Mais que a Minha Própria Vida - Capítulo 50

Estava escuro e chovia muito. Os meus olhos pesavam cada vez mais, eu estava tão cansada que sequer percebia o frio que fazia arrepiar os pêlos da pele. Depois de um dia inteiro a correr e brincar naquele parque de diversões, tudo o que eu desejava era tomar um banho de banheira bem quente e cair na cama. Minha mãe estava comigo no banco de trás, envolvendo-me em um cobertor, enquanto papai dirigia.
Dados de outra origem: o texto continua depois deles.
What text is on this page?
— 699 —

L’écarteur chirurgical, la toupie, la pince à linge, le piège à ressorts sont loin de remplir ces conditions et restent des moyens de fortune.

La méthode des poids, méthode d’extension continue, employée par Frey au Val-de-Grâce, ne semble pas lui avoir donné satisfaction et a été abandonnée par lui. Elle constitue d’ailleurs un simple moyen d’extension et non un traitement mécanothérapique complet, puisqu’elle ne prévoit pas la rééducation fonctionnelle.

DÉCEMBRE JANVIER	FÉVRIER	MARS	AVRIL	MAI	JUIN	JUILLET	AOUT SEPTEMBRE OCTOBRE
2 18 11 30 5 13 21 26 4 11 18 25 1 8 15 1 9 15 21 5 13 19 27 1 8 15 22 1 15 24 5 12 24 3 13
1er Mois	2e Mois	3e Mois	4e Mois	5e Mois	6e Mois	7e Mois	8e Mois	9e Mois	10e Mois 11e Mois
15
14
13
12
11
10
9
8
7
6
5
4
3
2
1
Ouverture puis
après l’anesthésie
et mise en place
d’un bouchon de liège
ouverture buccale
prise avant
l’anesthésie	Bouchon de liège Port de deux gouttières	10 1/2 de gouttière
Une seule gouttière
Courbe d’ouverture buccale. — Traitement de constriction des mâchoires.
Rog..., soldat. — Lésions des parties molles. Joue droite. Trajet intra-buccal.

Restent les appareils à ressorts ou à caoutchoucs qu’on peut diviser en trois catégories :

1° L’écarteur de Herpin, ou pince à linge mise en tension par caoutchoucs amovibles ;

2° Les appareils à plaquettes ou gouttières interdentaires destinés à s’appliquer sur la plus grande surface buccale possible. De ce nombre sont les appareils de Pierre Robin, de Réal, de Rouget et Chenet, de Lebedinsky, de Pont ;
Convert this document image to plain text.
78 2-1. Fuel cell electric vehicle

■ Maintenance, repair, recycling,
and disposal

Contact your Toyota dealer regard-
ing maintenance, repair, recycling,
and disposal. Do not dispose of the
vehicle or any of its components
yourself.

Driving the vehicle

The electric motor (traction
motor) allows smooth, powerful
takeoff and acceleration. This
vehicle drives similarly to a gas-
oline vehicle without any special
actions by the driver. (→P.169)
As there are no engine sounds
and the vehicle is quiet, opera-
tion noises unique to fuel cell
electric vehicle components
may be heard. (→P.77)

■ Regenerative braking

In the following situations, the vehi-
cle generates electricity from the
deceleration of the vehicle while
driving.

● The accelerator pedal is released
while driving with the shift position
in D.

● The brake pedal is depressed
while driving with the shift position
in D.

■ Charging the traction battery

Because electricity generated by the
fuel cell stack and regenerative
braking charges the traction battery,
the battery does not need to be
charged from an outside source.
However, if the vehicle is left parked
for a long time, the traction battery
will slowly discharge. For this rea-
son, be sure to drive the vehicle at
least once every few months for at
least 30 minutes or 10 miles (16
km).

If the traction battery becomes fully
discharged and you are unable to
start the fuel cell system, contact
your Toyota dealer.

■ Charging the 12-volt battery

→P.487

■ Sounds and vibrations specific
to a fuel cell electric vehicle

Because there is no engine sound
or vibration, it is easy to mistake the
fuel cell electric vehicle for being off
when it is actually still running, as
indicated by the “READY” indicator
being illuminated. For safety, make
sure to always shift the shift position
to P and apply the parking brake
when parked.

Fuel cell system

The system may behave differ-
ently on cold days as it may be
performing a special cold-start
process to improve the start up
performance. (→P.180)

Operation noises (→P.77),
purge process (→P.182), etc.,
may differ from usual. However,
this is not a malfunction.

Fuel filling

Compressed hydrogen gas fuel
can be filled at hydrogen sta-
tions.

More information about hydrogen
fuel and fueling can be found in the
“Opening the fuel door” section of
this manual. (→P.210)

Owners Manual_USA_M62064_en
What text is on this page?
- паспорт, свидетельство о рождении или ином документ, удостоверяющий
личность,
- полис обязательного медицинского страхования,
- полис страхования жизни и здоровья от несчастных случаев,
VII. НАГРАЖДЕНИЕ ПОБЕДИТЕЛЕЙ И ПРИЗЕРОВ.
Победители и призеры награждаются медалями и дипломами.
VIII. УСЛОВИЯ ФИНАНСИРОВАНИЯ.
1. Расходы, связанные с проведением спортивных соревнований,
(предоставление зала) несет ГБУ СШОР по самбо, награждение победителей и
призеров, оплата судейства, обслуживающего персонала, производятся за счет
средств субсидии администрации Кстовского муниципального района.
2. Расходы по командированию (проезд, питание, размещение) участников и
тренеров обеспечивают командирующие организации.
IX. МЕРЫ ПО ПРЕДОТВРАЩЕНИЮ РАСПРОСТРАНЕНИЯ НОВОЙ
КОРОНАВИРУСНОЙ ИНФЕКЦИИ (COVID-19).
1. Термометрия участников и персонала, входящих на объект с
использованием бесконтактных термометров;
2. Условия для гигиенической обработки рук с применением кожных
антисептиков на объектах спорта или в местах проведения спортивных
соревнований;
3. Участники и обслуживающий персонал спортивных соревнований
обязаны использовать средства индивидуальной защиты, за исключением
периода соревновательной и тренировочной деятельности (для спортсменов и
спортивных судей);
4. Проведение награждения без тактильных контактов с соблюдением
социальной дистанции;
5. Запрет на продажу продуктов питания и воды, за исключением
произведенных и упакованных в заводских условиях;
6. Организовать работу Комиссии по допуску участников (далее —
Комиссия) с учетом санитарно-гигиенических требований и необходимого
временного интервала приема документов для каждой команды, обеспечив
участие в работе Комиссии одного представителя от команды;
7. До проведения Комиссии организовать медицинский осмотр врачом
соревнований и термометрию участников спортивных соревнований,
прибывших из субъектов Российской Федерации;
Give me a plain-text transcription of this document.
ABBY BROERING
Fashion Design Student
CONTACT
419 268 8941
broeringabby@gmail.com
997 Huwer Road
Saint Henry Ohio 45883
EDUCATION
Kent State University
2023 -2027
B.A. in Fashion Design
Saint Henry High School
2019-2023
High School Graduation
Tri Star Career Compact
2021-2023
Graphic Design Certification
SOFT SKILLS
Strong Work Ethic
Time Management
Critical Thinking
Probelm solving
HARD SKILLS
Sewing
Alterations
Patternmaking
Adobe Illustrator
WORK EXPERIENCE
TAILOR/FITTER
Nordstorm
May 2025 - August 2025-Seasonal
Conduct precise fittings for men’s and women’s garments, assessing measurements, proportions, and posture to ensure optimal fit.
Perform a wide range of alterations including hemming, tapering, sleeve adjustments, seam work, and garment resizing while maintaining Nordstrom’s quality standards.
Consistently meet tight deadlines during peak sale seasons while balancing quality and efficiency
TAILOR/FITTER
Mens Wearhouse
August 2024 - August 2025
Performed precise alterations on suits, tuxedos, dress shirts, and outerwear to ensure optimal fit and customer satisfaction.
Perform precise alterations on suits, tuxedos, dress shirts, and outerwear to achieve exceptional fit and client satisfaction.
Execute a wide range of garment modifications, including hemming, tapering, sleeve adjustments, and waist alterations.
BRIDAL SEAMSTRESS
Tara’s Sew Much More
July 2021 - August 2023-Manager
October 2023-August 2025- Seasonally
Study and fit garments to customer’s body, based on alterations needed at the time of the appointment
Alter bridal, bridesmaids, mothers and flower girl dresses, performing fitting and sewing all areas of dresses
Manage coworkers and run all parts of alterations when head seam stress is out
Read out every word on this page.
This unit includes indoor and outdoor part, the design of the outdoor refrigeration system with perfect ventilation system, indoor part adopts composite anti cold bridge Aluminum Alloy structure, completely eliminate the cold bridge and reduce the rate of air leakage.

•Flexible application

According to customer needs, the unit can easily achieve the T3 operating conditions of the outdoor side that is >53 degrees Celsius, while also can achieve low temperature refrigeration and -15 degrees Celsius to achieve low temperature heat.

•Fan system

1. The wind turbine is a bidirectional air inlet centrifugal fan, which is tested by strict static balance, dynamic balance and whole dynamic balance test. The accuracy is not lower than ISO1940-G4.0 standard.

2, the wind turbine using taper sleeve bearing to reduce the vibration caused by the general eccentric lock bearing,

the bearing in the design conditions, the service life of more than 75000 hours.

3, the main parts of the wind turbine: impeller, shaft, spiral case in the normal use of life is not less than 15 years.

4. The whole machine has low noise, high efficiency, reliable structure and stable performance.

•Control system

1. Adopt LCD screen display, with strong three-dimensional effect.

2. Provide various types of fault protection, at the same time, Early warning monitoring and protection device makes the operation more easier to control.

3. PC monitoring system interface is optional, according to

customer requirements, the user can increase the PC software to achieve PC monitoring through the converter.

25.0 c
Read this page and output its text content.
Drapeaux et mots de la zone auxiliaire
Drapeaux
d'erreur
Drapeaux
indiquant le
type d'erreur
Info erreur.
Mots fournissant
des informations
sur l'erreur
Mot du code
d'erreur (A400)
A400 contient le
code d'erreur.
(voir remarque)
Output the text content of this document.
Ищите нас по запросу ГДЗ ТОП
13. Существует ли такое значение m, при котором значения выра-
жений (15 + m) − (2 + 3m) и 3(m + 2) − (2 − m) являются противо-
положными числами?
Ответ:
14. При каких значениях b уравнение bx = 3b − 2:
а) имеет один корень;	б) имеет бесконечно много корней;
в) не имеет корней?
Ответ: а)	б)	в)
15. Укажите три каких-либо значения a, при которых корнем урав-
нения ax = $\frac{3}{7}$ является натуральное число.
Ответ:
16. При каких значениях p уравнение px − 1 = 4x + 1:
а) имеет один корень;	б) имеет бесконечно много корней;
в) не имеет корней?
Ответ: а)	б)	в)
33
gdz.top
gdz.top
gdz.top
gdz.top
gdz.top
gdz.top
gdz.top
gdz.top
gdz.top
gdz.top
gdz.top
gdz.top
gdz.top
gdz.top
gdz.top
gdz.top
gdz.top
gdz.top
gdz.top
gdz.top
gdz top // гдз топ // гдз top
Eu não tinha mais do que sete anos de idade.

_ O que vocês acham de uma passada no Mc Donald's antes de voltar para casa? - meu pai olhou sobre o próprio ombro e sorriu para mim. Só então percebi o quão faminta estava.

_ O que você acha da idéia, Jen? - perguntou minha mãe enquanto trançava meu cabelo com muito carinho e habilidade.

_ Papai, é a melhor idéia do mundo inteiro. - sorri.

A rua estava bastante íngreme, o que levava o carro a balançar todo o tempo. Nossa respiração embaçava todos os vidros do lado interno e eu estava bastante concentrada a desenhar nuvens e corações com o polegar. Num dos trancos que o carro deu a minha boneca se soltou da minha mão, rolando até o banco de baixo. Instintivamente soltei o cinto de segurança que me prendia e embrenhei-me por debaixo do banco, apalpando a lona de revestimento até reconhecer a textura macia e encaracolada do cabelo da boneca.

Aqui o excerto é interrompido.